The kdump mechanism is a Linux kernel feature, which allows you to create dumps if your kernel crashes. It produces an exact copy of the memory, which can be analyzed for the root cause of the crash. This is a script which configures kdump (kernel dump). Kdump provides a memory dump into a file named vmcore when the kernel has a critical issue. Vmcore is often required to investigate the issue. The crash dump is captured from the context of a freshly-booted kernel, not from the context of the crashed kernel. Kdump uses kexec to boot into a second kernel whenever the system crashes. Kexec is a fast-boot mechanism which allows rebooting a new Linux kernel from the context of a running kernel without going through any firmware or warm start.

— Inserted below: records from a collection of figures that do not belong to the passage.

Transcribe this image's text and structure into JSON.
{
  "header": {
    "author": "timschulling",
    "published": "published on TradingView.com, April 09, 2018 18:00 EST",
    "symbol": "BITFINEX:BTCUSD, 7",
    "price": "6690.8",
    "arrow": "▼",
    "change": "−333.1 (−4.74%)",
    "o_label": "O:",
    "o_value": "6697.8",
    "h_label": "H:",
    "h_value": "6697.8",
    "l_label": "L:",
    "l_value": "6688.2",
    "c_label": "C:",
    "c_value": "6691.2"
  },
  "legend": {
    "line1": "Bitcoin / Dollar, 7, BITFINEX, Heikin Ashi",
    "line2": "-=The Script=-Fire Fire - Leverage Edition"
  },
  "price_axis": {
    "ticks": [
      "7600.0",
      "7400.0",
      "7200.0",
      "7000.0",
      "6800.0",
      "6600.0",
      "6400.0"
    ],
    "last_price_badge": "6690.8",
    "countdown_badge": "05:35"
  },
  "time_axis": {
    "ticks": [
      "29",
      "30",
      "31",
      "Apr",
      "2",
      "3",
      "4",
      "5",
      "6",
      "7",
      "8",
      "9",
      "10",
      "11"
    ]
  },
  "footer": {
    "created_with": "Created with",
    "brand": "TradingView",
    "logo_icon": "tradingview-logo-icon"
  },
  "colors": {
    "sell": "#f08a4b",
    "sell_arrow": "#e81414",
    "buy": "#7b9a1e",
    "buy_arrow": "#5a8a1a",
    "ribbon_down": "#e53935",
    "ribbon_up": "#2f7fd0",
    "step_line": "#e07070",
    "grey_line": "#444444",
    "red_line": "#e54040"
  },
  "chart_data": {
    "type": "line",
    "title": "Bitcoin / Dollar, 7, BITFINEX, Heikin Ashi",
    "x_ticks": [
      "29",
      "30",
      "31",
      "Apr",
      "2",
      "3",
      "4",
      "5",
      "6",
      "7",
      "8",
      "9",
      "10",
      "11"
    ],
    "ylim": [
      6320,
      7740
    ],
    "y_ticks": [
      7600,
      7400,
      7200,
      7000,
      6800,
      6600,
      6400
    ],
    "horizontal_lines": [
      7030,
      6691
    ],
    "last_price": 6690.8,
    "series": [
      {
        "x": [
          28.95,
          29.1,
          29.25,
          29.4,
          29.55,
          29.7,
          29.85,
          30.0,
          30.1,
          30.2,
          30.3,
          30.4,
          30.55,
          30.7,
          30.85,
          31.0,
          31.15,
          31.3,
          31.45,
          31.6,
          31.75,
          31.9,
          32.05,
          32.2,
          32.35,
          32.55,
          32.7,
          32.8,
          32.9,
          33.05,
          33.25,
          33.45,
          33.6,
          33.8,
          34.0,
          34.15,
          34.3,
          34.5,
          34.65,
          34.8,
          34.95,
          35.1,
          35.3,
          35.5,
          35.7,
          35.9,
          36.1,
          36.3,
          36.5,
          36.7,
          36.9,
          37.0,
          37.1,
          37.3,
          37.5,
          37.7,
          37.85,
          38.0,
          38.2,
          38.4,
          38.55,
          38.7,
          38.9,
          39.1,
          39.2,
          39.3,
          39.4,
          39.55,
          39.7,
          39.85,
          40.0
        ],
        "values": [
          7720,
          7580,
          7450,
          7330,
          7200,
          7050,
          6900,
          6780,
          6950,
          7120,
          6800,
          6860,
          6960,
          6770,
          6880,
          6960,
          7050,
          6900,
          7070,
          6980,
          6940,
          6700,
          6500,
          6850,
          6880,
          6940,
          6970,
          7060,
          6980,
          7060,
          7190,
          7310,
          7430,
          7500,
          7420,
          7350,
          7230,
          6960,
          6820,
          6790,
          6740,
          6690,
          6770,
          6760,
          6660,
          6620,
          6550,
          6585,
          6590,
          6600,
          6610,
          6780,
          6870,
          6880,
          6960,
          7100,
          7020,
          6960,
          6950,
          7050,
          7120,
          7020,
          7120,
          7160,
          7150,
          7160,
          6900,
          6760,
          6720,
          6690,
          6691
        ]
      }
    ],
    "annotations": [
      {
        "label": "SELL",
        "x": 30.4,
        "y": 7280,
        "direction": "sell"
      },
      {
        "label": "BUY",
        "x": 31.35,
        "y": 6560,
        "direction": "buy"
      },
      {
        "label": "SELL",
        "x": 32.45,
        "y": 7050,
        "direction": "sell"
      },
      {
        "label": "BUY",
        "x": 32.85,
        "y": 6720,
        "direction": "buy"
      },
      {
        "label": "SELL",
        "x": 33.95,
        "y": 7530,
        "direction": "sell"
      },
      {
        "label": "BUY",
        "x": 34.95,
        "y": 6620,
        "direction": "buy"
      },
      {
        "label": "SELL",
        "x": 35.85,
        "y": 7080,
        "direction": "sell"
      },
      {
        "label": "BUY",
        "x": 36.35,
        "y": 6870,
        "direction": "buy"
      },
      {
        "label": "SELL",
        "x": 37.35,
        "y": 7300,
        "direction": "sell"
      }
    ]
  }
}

This post explains the steps to troubleshoot common kdump issues.
Verifying the kdump setup
1. Check if the kexec-tools package is installed in the system.
# rpm -qa | grep kexec
2. Check the kernel commandline in the current running kernel for the parameter ‘crashkernel’:
# cat /proc/cmdline
3. Check if the memory is reserved for the crashkernel when the kernel started:
# dmesg | grep Reserving
4. Check the path of the dump:
# grep -v ^# /etc/kdump.conf
5. Check the storage space available on the filesystem specified in the path parameter in the previous step:
# df -h
6. Check the status of the kdump service:
# service kdump status ### In CentOS/RHEL 6 # systemctl status kdump ### In CentOS/RHEL 7
When the kdump service is not operational
1. Verify the kdump setup following the above section.
2. Start the kdump service
# service kdump status ### In CentOS/RHEL 6 # systemctl status kdump ### In CentOS/RHEL 7
3. Check the error from the terminal.
4. More information for the service kdump startup failure could be found in /var/log/messages.
When the kdump setup is fine and the service kdump status is operational but there is no vmcore generated on triggering a crash
1. Edit the file /etc/kdump.conf and add the below line to obtain a shell when the vmcore generation fails:
default shell
2. In the shell, check the available storage, check if the vmcore destination filesystem is mounted and then try to copy the vmcore manually and find if it fails.
# cp /proc/vmcore [destination]
When a shell is not obtained and the crashkernel is stuck while booting up
1. Check the messages on the console and look for startup messages of the crashkernel. Look for where it is stuck.
2. If you see page allocation error messages, then the chances are high that the crashkernel reserved is not enough and need to increase the value of ‘crashkernel’ kernel parameter.